Businesses have always made decisions based on data. But as the volume of data available has grown exponentially, a new discipline has evolved. Data scientists, according to data from LinkedIn and other sources, are in high demand and are commanding massive salaries. Yet, faced with burgeoning data volume, variety and velocity, businesses are struggling to gain better insights because their business intelligence and decision support systems are trapped in thinking that was hatched almost four decades ago.

How do you make sense of all that data to gain insights that allow you to make better and faster decisions? We keep hearing about businesses needing to be more agile, but we still duplicate lots of data and complete complex transformation to make it fit a specific data model in order to allow business users to conduct analysis.

But that analysis is limited by what data is extracted – a decision often made by software engineers based on what’s most easily accessible and their understanding of the business problems and data that has been transformed using programmatic logic that is opaque to the people who need to know what the data means.

For decades, this model was the science of data warehousing. Business people would define the questions they want to ask and data engineers would determine the best sources of data to answer those questions. Data from those sources would be extracted, transformed and loaded into a new database. While today, we talk about ‘data lakes’, the principle is the same. Someone decides what data is needed, extracts it to a central location and lets users take advantage of tools to ask questions from the data.

There are many problems with this process. Deciding what data sources to use and designing the extractions, transformations and loading processes (ETL) is time consuming and labour intensive. In many cases, by the time ETL is in place, the questions the business wants answered have changed or the opportunity that needed the answers has passed.

The business logic that underpins these decision support systems is trapped within the program logic of the ETL system and is invisible from the people who most need the system and costly to change. It also makes companies dependent on a limited pool of people who understand the ETL logic and, potentially, locks them into a single vendor as transferring that knowledge to another system is too hard.

And even if you had access to the best data scientists in the world, the algorithms they use to conduct analyses would be limited by what the ETL process gives them.

It’s little wonder that Gartner reported that about half of data warehousing projects fail to pass user acceptance. And that success rate may even have been optimistic considering the impact of cloud and hybrid systems. The data businesses need to consider when making decisions is now spread far and wide.
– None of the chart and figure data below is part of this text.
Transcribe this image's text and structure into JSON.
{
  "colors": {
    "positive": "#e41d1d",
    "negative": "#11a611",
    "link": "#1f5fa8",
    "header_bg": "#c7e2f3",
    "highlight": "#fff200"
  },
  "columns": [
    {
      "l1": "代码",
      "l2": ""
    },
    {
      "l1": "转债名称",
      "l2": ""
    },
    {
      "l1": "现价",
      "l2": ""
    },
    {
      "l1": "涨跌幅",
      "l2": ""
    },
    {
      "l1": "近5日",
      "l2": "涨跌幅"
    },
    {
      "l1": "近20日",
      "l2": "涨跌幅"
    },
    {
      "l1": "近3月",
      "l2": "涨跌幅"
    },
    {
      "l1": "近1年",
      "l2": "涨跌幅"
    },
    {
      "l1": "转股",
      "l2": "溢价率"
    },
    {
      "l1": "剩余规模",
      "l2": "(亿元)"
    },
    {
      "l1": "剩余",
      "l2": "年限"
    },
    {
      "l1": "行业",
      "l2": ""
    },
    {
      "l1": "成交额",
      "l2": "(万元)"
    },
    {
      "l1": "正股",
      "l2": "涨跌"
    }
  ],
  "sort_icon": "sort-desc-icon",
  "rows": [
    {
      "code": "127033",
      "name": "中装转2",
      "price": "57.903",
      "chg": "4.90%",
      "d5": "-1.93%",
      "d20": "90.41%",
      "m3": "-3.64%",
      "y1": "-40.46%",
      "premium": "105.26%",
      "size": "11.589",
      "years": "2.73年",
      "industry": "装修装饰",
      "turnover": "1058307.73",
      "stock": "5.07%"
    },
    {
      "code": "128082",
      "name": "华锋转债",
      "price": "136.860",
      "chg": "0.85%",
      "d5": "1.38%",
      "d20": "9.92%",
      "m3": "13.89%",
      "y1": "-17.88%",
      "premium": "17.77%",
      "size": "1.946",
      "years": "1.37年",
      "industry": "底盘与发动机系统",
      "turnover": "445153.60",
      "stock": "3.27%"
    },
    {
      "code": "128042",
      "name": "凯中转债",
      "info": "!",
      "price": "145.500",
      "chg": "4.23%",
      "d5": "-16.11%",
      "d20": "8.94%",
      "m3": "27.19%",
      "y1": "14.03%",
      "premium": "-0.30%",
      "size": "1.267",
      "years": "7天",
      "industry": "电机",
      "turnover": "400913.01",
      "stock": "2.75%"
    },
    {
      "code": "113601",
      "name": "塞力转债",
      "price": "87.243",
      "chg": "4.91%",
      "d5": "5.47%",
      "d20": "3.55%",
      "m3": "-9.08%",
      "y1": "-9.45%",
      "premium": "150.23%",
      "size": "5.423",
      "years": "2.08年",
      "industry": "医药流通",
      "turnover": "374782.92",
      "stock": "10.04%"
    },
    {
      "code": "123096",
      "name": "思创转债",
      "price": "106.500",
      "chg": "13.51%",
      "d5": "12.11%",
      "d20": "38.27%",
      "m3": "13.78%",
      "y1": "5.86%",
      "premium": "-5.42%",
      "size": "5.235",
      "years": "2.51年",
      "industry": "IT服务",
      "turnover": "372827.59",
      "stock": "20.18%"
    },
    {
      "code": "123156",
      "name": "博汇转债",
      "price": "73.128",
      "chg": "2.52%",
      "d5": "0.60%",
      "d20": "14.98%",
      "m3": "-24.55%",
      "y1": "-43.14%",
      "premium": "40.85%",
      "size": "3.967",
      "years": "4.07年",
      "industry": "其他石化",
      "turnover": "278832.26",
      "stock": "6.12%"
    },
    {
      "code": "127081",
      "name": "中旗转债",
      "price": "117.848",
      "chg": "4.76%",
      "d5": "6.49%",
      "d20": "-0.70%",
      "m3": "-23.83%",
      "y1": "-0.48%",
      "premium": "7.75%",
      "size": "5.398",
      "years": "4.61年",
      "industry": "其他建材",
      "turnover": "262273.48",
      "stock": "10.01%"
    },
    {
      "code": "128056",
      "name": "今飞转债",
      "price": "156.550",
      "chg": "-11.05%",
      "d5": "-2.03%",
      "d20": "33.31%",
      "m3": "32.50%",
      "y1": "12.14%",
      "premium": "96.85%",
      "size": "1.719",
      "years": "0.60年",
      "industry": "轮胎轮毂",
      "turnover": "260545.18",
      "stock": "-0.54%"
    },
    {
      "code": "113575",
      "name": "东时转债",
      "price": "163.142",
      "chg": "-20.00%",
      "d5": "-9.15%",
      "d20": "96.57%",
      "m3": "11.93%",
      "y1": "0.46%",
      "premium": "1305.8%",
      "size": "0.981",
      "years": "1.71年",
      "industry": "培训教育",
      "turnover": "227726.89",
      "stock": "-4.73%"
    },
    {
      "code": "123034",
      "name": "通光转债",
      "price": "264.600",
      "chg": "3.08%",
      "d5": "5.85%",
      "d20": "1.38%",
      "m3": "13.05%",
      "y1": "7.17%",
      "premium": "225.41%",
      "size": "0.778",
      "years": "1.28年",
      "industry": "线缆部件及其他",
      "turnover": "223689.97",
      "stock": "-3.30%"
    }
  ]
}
There is a better way. What if we could make everyone in the business a data scientist by letting them access whatever data they wanted, wherever it is, and empower them. Instead of being limited by the cost and availability of data scientists, you can make every business operative into a data scientist.

What’s needed is a way to use the great new query tools we see, that put the power to ask almost any question, against data wherever it is. For example, say your business maintains an on-prem general ledger system, Salesforce as its CRM, a point of sale system and Zendesk for customer support. Throw in social media channels such as Twitter and the view of a customer becomes quite complex.

In a traditional data warehousing project someone would decide which data would be used for customer analytics. That view might neglect the general ledger because the CRM is seen as more important. Or it might ignore social media because of a bias against its importance.

Business moves faster than ever before with more data from more sources, the old ways, which are still dominant today, simply don’t cut it. But a virtual data fabric can be used with familiar business analysis tools and allow business users to use data from any source they choose – and not only the sources that were easiest or cheapest for the traditional ETL approach.

This allows users to leverage their business knowledge to become data scientists as they become unencumbered by the limitations of the old ETL approach. The shortage of data scientists becomes a non-issue.

This is where the world of data analytics is moving. It takes away the limitations of the ETL approach, replacing it with one that allows business users to decide what data they need to answer a specific question. It takes away the time and cost of ETL, empowering people to use data to make decisions in real time without waiting for a data engineer to decide what data they can use.